Юджин вернулся домой лишь через несколько часов, и у Анджелы было вполне достаточно времени, чтобы обдумать свои действия. Веря безгранично в гениальность своего мужа, — чему способствовали и чужое мнение и ее собственная любовь к нему, — она могла думать лишь о том, чтобы излить на Юджина всю накопившуюся в ее душе желчь, излечить его от скверных наклонностей, пристыдить за его возмутительное прошлое, сделать так, чтобы он понял, как дурно он обошелся с ней и как должен об этом сожалеть. Ей хотелось, чтобы он раскаялся, глубоко раскаялся, чтобы он помучился; но она далеко не была уверена в том, что этого добьется. Он вечно парил в облаках, он так безразлично относился ко всему окружающему, он до такой степени был погружен в созерцание жизни, что трудно было заставить его думать о ней, Анджеле. Вот чего она ему не могла простить. У него были иные боги, которых он ставил выше ее, — богом было для него искусство, богом была природа, богом был человек как объект для живописи. Она не раз пеняла ему за последний год:
— Ты не любишь меня. Не любишь!
А он отвечал ей:
— Ты ошибаешься, я тебя люблю. Но пойми же, Ангелочек, я не могу целыми днями болтать с тобой. У меня есть моя работа, я должен развивать свое дарование. Я не могу все время целовать тебя.
— Ах, не в этом дело, не в этом дело! — горячо возражала она. — Просто ты меня не любишь так, как должен был бы любить. Видно, я тебе безразлична. Если бы ты любил меня, я бы это чувствовала.
— Зачем ты это говоришь, Анджела! — отвечал он. — И к чему все это? Странная ты женщина, как я посмотрю. Ну, прошу тебя, будь благоразумна. Попробуй смотреть на вещи немного философски. Не можем мы любезничать с утра до ночи.
— Любезничать! Вот как ты выражаешься! Вот как ты об этом думаешь! Словно это какая-то обязанность, которую ты должен выполнять! О, я ненавижу любовь! Ненавижу жизнь! Ненавижу философию! Лучше бы я умерла!
— Ради бога, Анджела, перестань! Я не выношу этого! Я не в силах терпеть эти сцены! В этом нет ни капли здравого смысла. Ты отлично знаешь, что я тебя люблю. Разве я этого не доказал? Зачем бы я иначе женился на тебе? Разве я обязан был жениться?
— Боже мой! Боже мой! — продолжала она рыдать, ломая руки. — Нет, ты совсем меня не любишь! Нисколько не любишь! Так оно теперь и пойдет — все хуже и хуже, все меньше и меньше любви, пока ты наконец и смотреть на меня не захочешь! Ты возненавидишь меня! О боже, боже!

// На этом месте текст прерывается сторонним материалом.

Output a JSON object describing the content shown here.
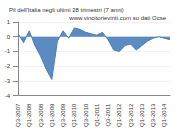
{
  "chart_data": {
    "type": "area",
    "title": "Pil dell'Italia negli ultimi 28 trimestri (7 anni)",
    "subtitle": "www.vincitorievinti.com su dati Ocse",
    "categories": [
      "Q3-2007",
      null,
      "Q1-2008",
      null,
      "Q3-2008",
      null,
      "Q1-2009",
      null,
      "Q3-2009",
      null,
      "Q1-2010",
      null,
      "Q3-2010",
      null,
      "Q1-2011",
      null,
      "Q3-2011",
      null,
      "Q1-2012",
      null,
      "Q3-2012",
      null,
      "Q1-2013",
      null,
      "Q3-2013",
      null,
      "Q1-2014",
      null
    ],
    "values": [
      0.2,
      -0.4,
      0.4,
      -0.6,
      -1.3,
      -2.2,
      -2.9,
      -0.3,
      0.4,
      -0.1,
      0.6,
      0.5,
      0.3,
      0.2,
      0.1,
      0.3,
      -0.2,
      -0.9,
      -1.0,
      -0.6,
      -0.5,
      -0.9,
      -0.6,
      -0.3,
      -0.1,
      0.0,
      -0.1,
      -0.2
    ],
    "color": "#4a7ebb",
    "ylim": [
      -4,
      1
    ],
    "yticks": [
      -4,
      -3,
      -2,
      -1,
      0,
      1
    ],
    "grid": true
  }
}
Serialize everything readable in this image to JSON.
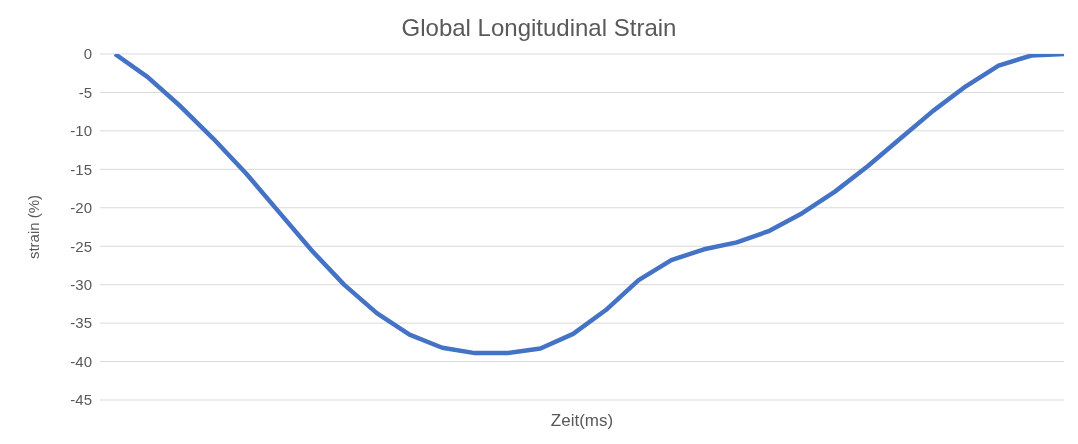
{
  "chart_data": {
    "type": "line",
    "title": "Global Longitudinal Strain",
    "xlabel": "Zeit(ms)",
    "ylabel": "strain (%)",
    "categories": [
      null,
      null,
      null,
      null,
      null,
      null,
      null,
      null,
      null,
      null,
      null,
      null,
      null,
      null,
      null,
      null,
      null,
      null,
      null,
      null,
      null,
      null,
      null,
      null,
      null,
      null,
      null,
      null,
      null,
      null
    ],
    "series": [
      {
        "color": "#4472c4",
        "values": [
          0,
          -3,
          -6.8,
          -11,
          -15.5,
          -20.5,
          -25.5,
          -30,
          -33.7,
          -36.5,
          -38.2,
          -38.9,
          -38.9,
          -38.3,
          -36.4,
          -33.3,
          -29.4,
          -26.8,
          -25.4,
          -24.5,
          -23,
          -20.7,
          -17.9,
          -14.6,
          -11,
          -7.4,
          -4.2,
          -1.5,
          -0.2,
          0
        ]
      }
    ],
    "ylim": [
      -45,
      0
    ],
    "yticks": [
      -45,
      -40,
      -35,
      -30,
      -25,
      -20,
      -15,
      -10,
      -5,
      0
    ],
    "grid": "y",
    "legend": false,
    "marker": "none",
    "line_style": "solid"
  }
}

Чувство, с которым она рисовала себе эту будущую беду, было понятно Юджину. В сущности, ее страх перед катастрофой, которая грозила опрокинуть утлую ладью ее счастья, был в достаточной мере обоснован. Вполне возможно, что его любви придет конец, тем более что и сейчас это не было любовью в истинном смысле слова, то есть страстным желанием духовной близости. Он, собственно, никогда не любил ее за ум или за душевную красоту. Теперь, размышляя над этим, он отдавал себе отчет, что между ними никогда не было того взаимопонимания, которое создается общностью взглядов и стремлений. Их близость зиждилась на чем-то подсознательном, на естественном влечении, идущем не от разума, не от духовного восприятия мира, а только от чувственности и желания, чисто физического желания — сильного, стихийного, неукротимого. И по какой-то причине он, как это ни странно, всегда испытывал к ней жалость. Она такая маленькая, она так мучается предчувствием несчастья, она так боится жизни и того, что жизнь может с нею сделать. Было бы жестоко разрушить все ее надежды и помыслы. Но вместе с тем ему было обидно, что он сам отдал себя в это рабство, сам подставил шею под это ярмо. Он мог бы гораздо лучше устроить свою жизнь. Он мог бы жениться на богатой женщине или на женщине с артистической душой, с философским складом ума вроде Кристины Чэннинг, которая была бы с ним спокойна и счастлива. Анджела никогда не будет с ним счастлива. И в самом деле, он не может восхищаться ею, носиться с нею так, как ей этого хочется. Даже в те минуты, когда Юджин старался успокоить ее, рассеять ее страхи, он внутренне соглашался с ней, что между ними далеко не все обстоит благополучно, и не переставал думать о том, насколько иначе могла бы сложиться его жизнь.